O Estado, ou Igreja, a Ekklesia de Cristo, é um sistema de ideias corretas, adotado por um grupo de pessoas, um pensamento encarnado em pessoas que agem convenientemente, com fundamento na dignidade humana, que encarnam o Logos, sendo expressão viva da Sabedoria. O Cristianismo é também um sistema meritocrático de liderança, baseado em ideias, fundado no Logos, em que têm mais mérito e, portanto, mais autoridade aqueles que melhor encarnam consciente e permanentemente o respectivo sistema de ideias, manifestam o sistema jurídico em comportamento e linguagem.
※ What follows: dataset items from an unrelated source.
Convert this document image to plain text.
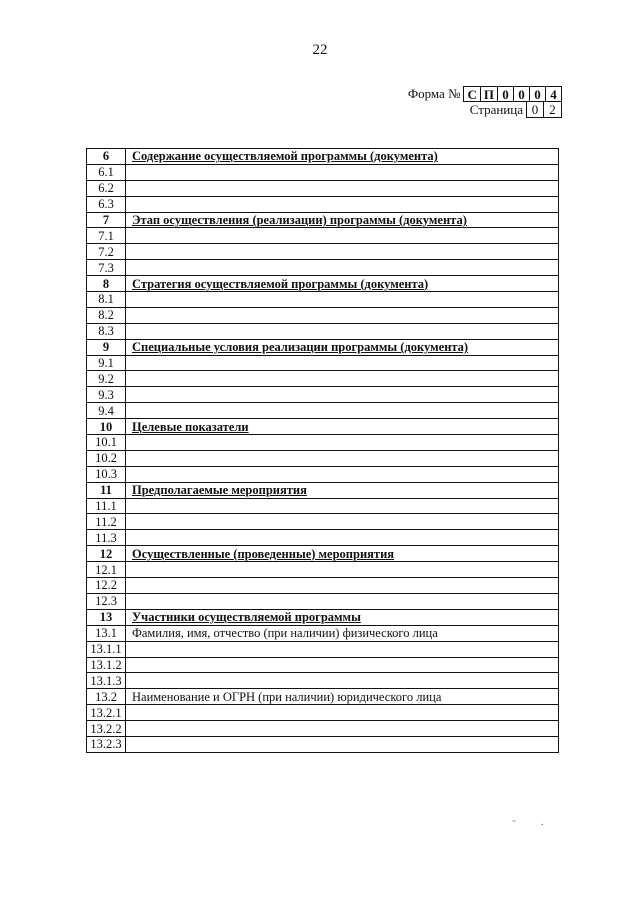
22
Форма № С П 0 0 0 4
Страница 0 2
6	Содержание осуществляемой программы (документа)
6.1	
6.2	
6.3	
7	Этап осуществления (реализации) программы (документа)
7.1	
7.2	
7.3	
8	Стратегия осуществляемой программы (документа)
8.1	
8.2	
8.3	
9	Специальные условия реализации программы (документа)
9.1	
9.2	
9.3	
9.4	
10	Целевые показатели
10.1	
10.2	
10.3	
11	Предполагаемые мероприятия
11.1	
11.2	
11.3	
12	Осуществленные (проведенные) мероприятия
12.1	
12.2	
12.3	
13	Участники осуществляемой программы
13.1	Фамилия, имя, отчество (при наличии) физического лица
13.1.1	
13.1.2	
13.1.3	
13.2	Наименование и ОГРН (при наличии) юридического лица
13.2.1	
13.2.2	
13.2.3	
˝          ·
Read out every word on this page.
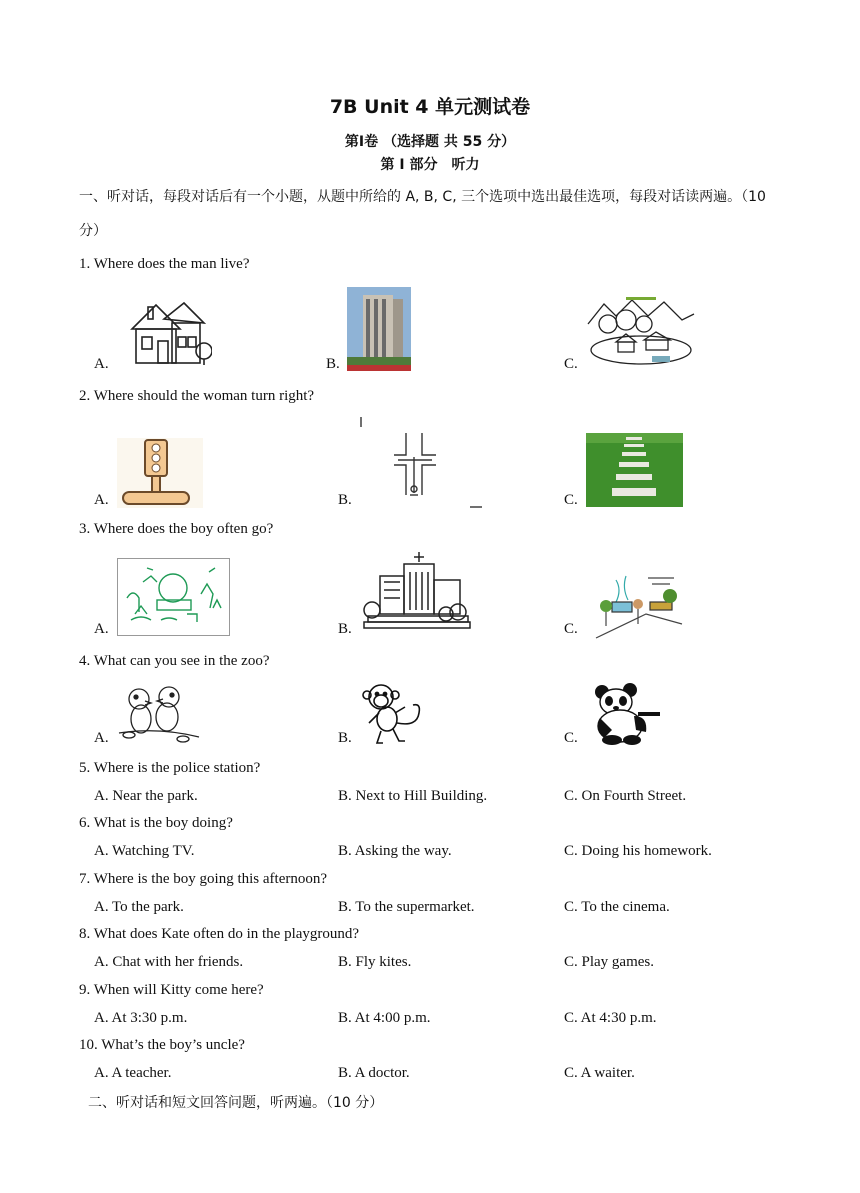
7B Unit 4 单元测试卷
第Ⅰ卷 （选择题 共 55 分）
第 I 部分　听力
一、听对话，每段对话后有一个小题，从题中所给的 A, B, C, 三个选项中选出最佳选项，每段对话读两遍。（10 分）
1. Where does the man live?
A.	B.	C.
2. Where should the woman turn right?
A.	B.	C.
3. Where does the boy often go?
A.	B.	C.
4. What can you see in the zoo?
A.	B.	C.
5. Where is the police station?
A. Near the park.	B. Next to Hill Building.	C. On Fourth Street.
6. What is the boy doing?
A. Watching TV.	B. Asking the way.	C. Doing his homework.
7. Where is the boy going this afternoon?
A. To the park.	B. To the supermarket.	C. To the cinema.
8. What does Kate often do in the playground?
A. Chat with her friends.	B. Fly kites.	C. Play games.
9. When will Kitty come here?
A. At 3:30 p.m.	B. At 4:00 p.m.	C. At 4:30 p.m.
10. What’s the boy’s uncle?
A. A teacher.	B. A doctor.	C. A waiter.
二、听对话和短文回答问题，听两遍。（10 分）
O juiz Cristo é o que conhece biblicamente, porque O vive, o Logos, conhece o Princípio que dá unidade ao sistema e sustenta a totalidade e a integridade do Direito, mantendo conduta irrepreensível na vida pública e particular, sendo santo porque santo é o Pai, santa é a Lei, santo é o Logos, e por isso seu julgamento é imparcial, porque sua subjetividade é uniplurissubjetiva, ele é, objetivamente, a própria Humanidade, uma Ideia realizada em uma pessoa que compartilha essa Ideia em sua vida privada e profissional, mantendo a unidade social no plano moral, o que implica ser ético, e jurídico, o que significa ser justo.

Essa é a correta teoria, essa a simbologia que será, enfim, alçada à condição de verdade científica, o que é condição para a Paz, para a realização do Reino, quando “o poder de julgar” será entregue ao juiz Cristo (Ap 20, 4), depois que Jesus Cristo for devidamente reconhecido e elevado, em nossa simbologia prática, Religiosa, Política e Jurídica, ao lugar que lhe cabe, à direita de Deus.

Em verdade vos digo que, quando as coisas forem renovadas, e o Filho do Homem se assentar no seu trono de glória, também vós, que me seguistes, vos sentareis em doze tronos para julgar as doze tribos de Israel” (Mt 19, 28).